Jusqu'où faut-il remettre les compteurs à zéro ?
1. La déflagration a fait disparaître Jérôme Cahuzac: démission du gouvernement, aveux chez les juges, exclusion du Parti socialiste. Resteront ses mandats locaux à "récupérer" et l'homme aura donc effectivement disparu de la vie publique.
2. Pour l'équipe Hollande, la déflagration est aussi immense à en croire la presse, les opposants au gouvernement, et le choc chez ses supporteurs. L'affaire ne change rien au chômage ni à la précarisation de la société ni à la guerre au Mali. Il y a même fort à parier que les dégâts ne sont "que" politiques, comme à l'époque l'affaire Woerth ou le Karachigate. Le scandale affectera sans doute le redressement partiel ou total des comptes publics puisque d'aucuns retiendront que l'ancien maître d'oeuvre de la rigueur en cours était un fraudeur fiscal. En son temps, Nicolas Sarkozy n'avait pas compris qu'Eric Woerth était devenu un passif pour son action politique: quatre trop longues semaines pour évoquer publiquement l'affaire, un combat clandestin pour empêcher les révélations dans la presse, 6 mois pour démissionner son ministre, l'affaire fut un fiasco.
3. A midi et trente cinq minutes, François Hollande a parlé très brièvement depuis l'Elysée, pour annoncer trois décisions: une réforme de la Justice pour mieux assurer son indépendance (une loi en juillet); un renforcement des contrôles des conflits d'intérêt et notamment du patrimoine (au-delà de la simple déclaration actuelle, donc), et la privation de tous mandats publics pour les élus convaincus de fraude notamment fiscale. Le président évoque un outrage fait à la République.
De mémoire d'électeur, quel président de la République ou chef de majorité a prononcé des mots aussi légitimes et aussi durs à l'encontre de quelqu'un qui siégeait encore voici 15 jours à son Conseil des ministres ?
Après le communiqué sec et définitif de la veille, l'exécution politique est cette fois-ci orale et publique.

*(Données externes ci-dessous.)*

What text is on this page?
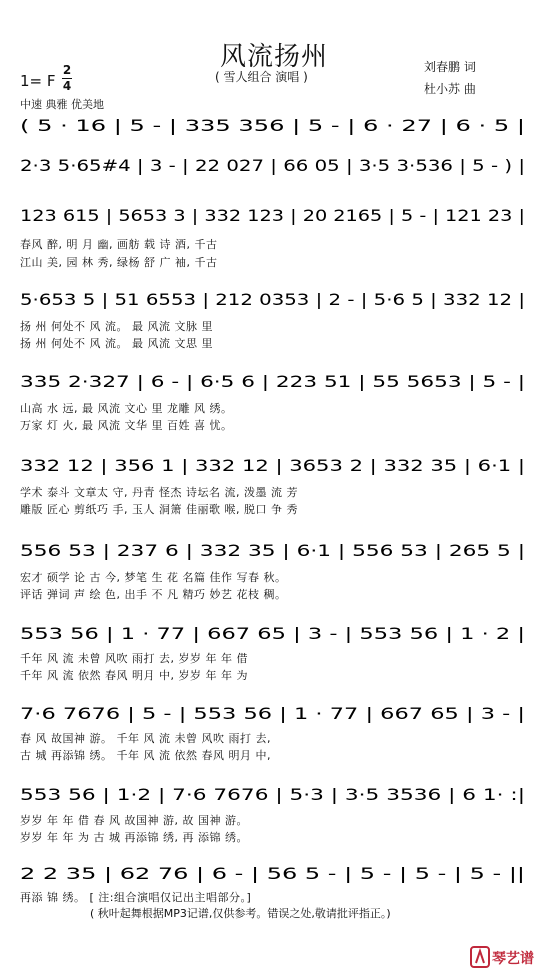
风流扬州
( 雪人组合 演唱 )
刘春鹏 词
杜小苏 曲
1= F
2
4
中速 典雅 优美地
( 5 · 16 | 5 - | 335 356 | 5 - | 6 · 27 | 6 · 5 |
2·3 5·65#4 | 3 - | 22 027 | 66 05 | 3·5 3·536 | 5 - ) |
123 615 | 5653 3 | 332 123 | 20 2165 | 5 - | 121 23 |
春风 醉, 明 月 幽, 画舫 载 诗 酒, 千古
江山 美, 园 林 秀, 绿杨 舒 广 袖, 千古
5·653 5 | 51 6553 | 212 0353 | 2 - | 5·6 5 | 332 12 |
扬 州 何处不 风 流。 最 风流 文脉 里
扬 州 何处不 风 流。 最 风流 文思 里
335 2·327 | 6 - | 6·5 6 | 223 51 | 55 5653 | 5 - |
山高 水 远, 最 风流 文心 里 龙雕 风 绣。
万家 灯 火, 最 风流 文华 里 百姓 喜 忧。
332 12 | 356 1 | 332 12 | 3653 2 | 332 35 | 6·1 |
学术 泰斗 文章太 守, 丹青 怪杰 诗坛名 流, 泼墨 流 芳
雕版 匠心 剪纸巧 手, 玉人 洞箫 佳丽歌 喉, 脱口 争 秀
556 53 | 237 6 | 332 35 | 6·1 | 556 53 | 265 5 |
宏才 硕学 论 古 今, 梦笔 生 花 名篇 佳作 写春 秋。
评话 弹词 声 绘 色, 出手 不 凡 精巧 妙艺 花枝 稠。
553 56 | 1 · 77 | 667 65 | 3 - | 553 56 | 1 · 2 |
千年 风 流 未曾 风吹 雨打 去, 岁岁 年 年 借
千年 风 流 依然 春风 明月 中, 岁岁 年 年 为
7·6 7676 | 5 - | 553 56 | 1 · 77 | 667 65 | 3 - |
春 风 故国神 游。 千年 风 流 未曾 风吹 雨打 去,
古 城 再添锦 绣。 千年 风 流 依然 春风 明月 中,
553 56 | 1·2 | 7·6 7676 | 5·3 | 3·5 3536 | 6 1· :|
岁岁 年 年 借 春 风 故国神 游, 故 国神 游。
岁岁 年 年 为 古 城 再添锦 绣, 再 添锦 绣。
2 2 35 | 62 76 | 6 - | 56 5 - | 5 - | 5 - | 5 - ||
再添 锦 绣。 [ 注:组合演唱仅记出主唱部分。]
( 秋叶起舞根据MP3记谱,仅供参考。错误之处,敬请批评指正。)
琴艺谱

Des confrères espéraient un appel renouvelé à la lutte contre la fraude fiscale, avec embauche et formation d'inspecteurs du fisc. Cette annonce n'a pas eu lieu.
3. Il y a des appels au changement radical. Le terme a presque autant de sens que de porte-paroles. Il faudrait changer les hommes (et les femmes). Le gouvernement et les députés, la classe politique dans son ensemble ou pire encore. Les envies d'épuration sont aussi nombreuses que si nous sortions d'une dictature impitoyable.
Par lassitude ou par stupeur, nous pourrions souhaiter la dissolution de l'Assemblée nationale. Il y a plusieurs raisons objectives à cela.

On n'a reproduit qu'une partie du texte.